The Lamm ML3 controlled these large speakers very well – at low to high volumes. The reason I would have given this room one of the Best Of Shows, if I was giving best of shows, which I am not, is that there were few if any other rooms playing challenging music – from a real source (CD or LP) – that generated a large scale presentation with such ease, that had this kind of decent separation and top-to-bottom evenness… and in the end just a calm constant convincability.
It is typically very difficult to reproduce music that is playing in a Lamm room at a show – mostly classical, some Jazz, and some others picked seemingly at random. This makes for a very nice place to just sit and listen. Very civilized and respectful, different from your average room at an average show [many are just about stirring up hype and attracting reviewers. Ours, for better or worse, are seemingly much more of a party atmosphere where people typically talk a lot and share their favorite yet somehow strangely weird and bizarre music by playing it on our system.
The sound was indeed the tiniest bit soft, as has been noted elsewhere, because [and this is based on our experience with the ML3 amps as well as with these speakers on an Audio Note Ongaku, Emm Labs XDS1 and Nordost ODIN cabled system]
1) the speakers are slightly forgiving
2) the cables are slightly more forgiving
3) these equipment racks have unpredictable effects in our experience, in this case softening effects I believe based on what I have learned over time about 1) and 2) above
4) the sound in the Lamm rooms are typically setup to be a little soft – that is the way they like to do rooms at shows [more of an oasis effect as opposed to the WWIII effect]
There was a absence of real solidity to the image between the speakers, making me think that the speakers were too far apart.

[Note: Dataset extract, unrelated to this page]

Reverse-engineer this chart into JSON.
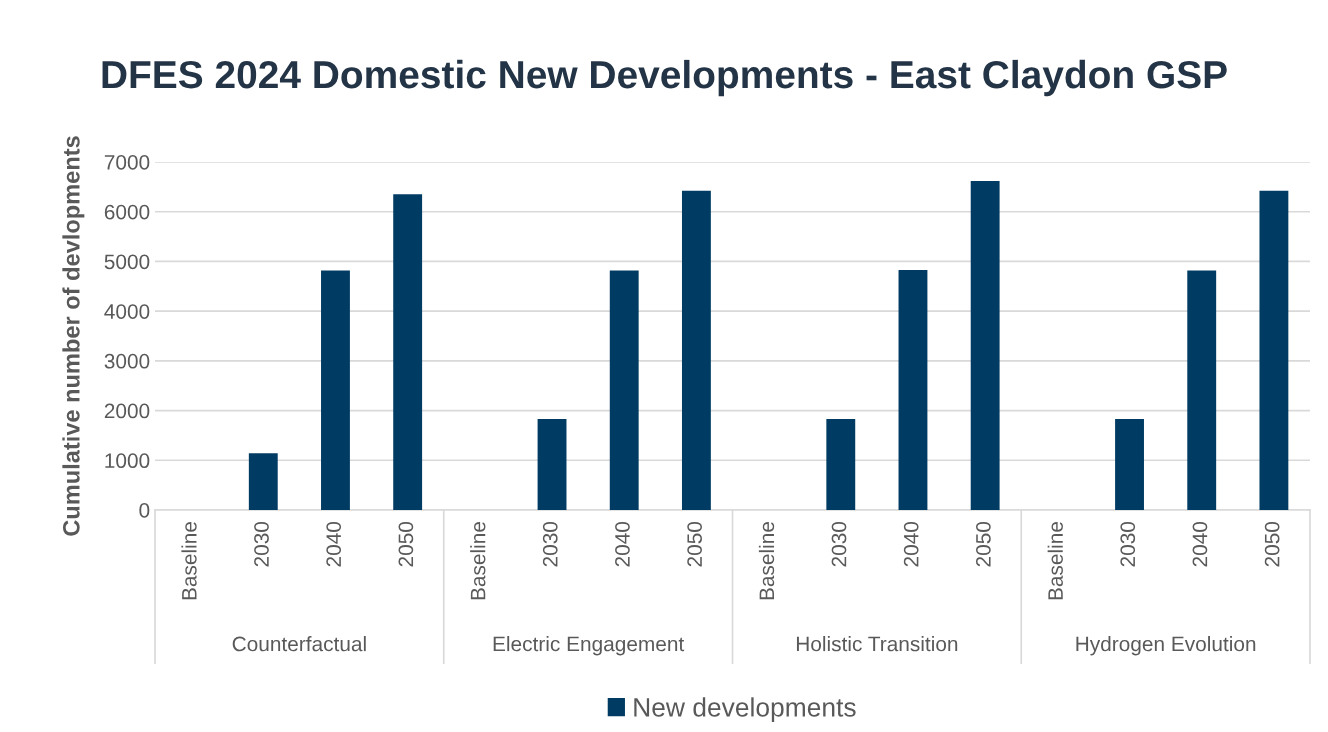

Although Lamm typically does speaker setup at show, including Wilson speaker setup, this time – because of the size and weight and perhaps other reasons – the Wilson factory setup the speakers.
The new Lamm ML2.2 amplifiers driving the Verity Lohengrin II speakers had a polite, almost sweet sound and was quite Enjoyable. Neli was there a lot longer than I was, so if you want to know more details about the sound, you might want to call her.
As for the Lohengrin II, in about 6 weeks we should know a lot more about how the Lamm ML3 (not the ML2.2) sound on these speakers in a much more controlled environment.
As for the new Lamm ML2.2, the replacement for the ML2.1, in this configuration two pairs were used in a bi-amp configuration to drive the speakers [see below]. There was a sense of ease to the sound – which no doubt was aided and abetted by the use of two pairs of amps instead of one.
The sound, as far as I could tell on the somewhat unfamiliar speakers and familiar but not completely understood cables and racks/amps stands – compared to the ML2.1 – is more smooth in the midrange/upper midrange and airy on top. The ML2.1 have a slight tendency to highlight some subtle details, and to be slightly diminished [as opposed to rolled off] in the very tip-top highs, and these amps appeared to have none of that. What I heard seemed to indicate – and it is something I would like to see, so perhaps I am somewhat blinded by desire – that these amps might be a blend of the best from the previous two generations: the Lamm ML2 and ML2.1 amps – along with some nice improvements [like more air on top].